Prepostprocessor for a new dataset

Question

Prepostprocessor for a new dataset

hallavar opened this issue 2 years ago · 1 comments

Hello,

I'm trying to adapt your solution for a new dataset based on CIFlowMeter features extractor.

I would like to know what are the expected output of the preprocess and the postprocess.

Because I already have my data in the format require by doppelGANger, so I was thinking about just loading my data in these functions.

In the output of preprocess, before being given to training step, should all my attributes be continuous, or should I keep some discrete attributes that will be manage by word2vec, and if so, where do I indicate which attribute is continuous and which attribute is discrete ?

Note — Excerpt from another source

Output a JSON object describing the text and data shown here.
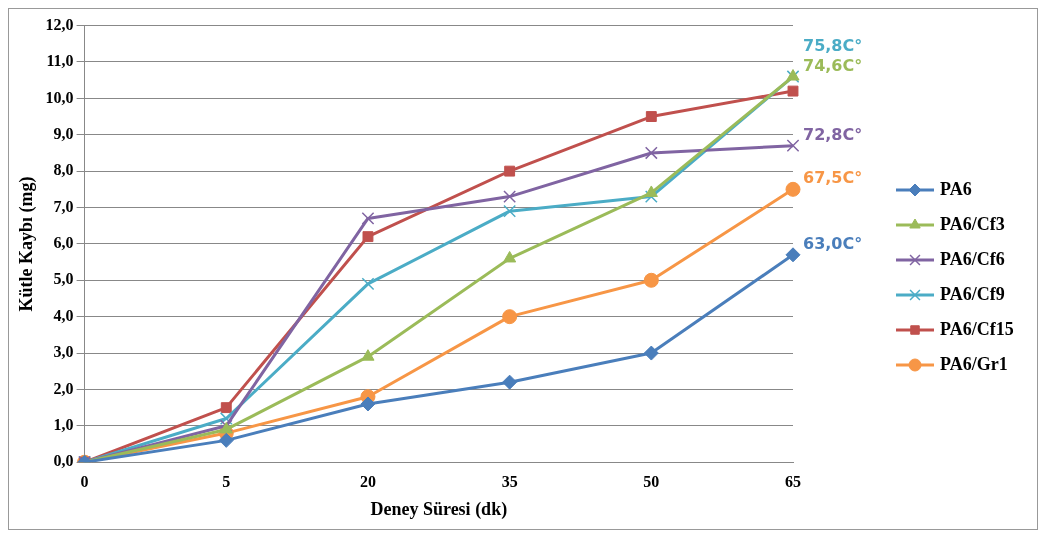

Also, in your example on zeek, you didn't change any argument in the PrePostProcessor config field of the config file

},
  "pre_post_processor": {
      "class": "ZeeklogPrePostProcessor",
      "config": {
          "norm_option": 0,
          "split_name": "multichunk_dep_v2",
          "df2chunks": "fixed_time",
          "full_IP_header": true,
          "encode_IP": "bit"
      }

Wouldn't be a problem anywhere else down the pipeline ?

And if so, could you please provide some info on what argument does what ? But if it is not mandatory t change it, we can just keep it like this.

Thanks in advance.

Answer 1 · 2023-07-27T02:13:34.000Z

Hi, thanks for your interest in our work. Not sure if you noticed but we recently refactored our code to PyTorch and are still actively working on that -- feel free to try it out.

Regarding your questions,

Here is a brief guide to tackle different types of variables (e.g., continuous or discrete). Here is a more detailed example when applied to a concrete dataset.
Using the default config should be fine for most cases. We will try to add more info regarding different arguments in the future README.

Let us know if you have further questions and reopen the issue if necessary.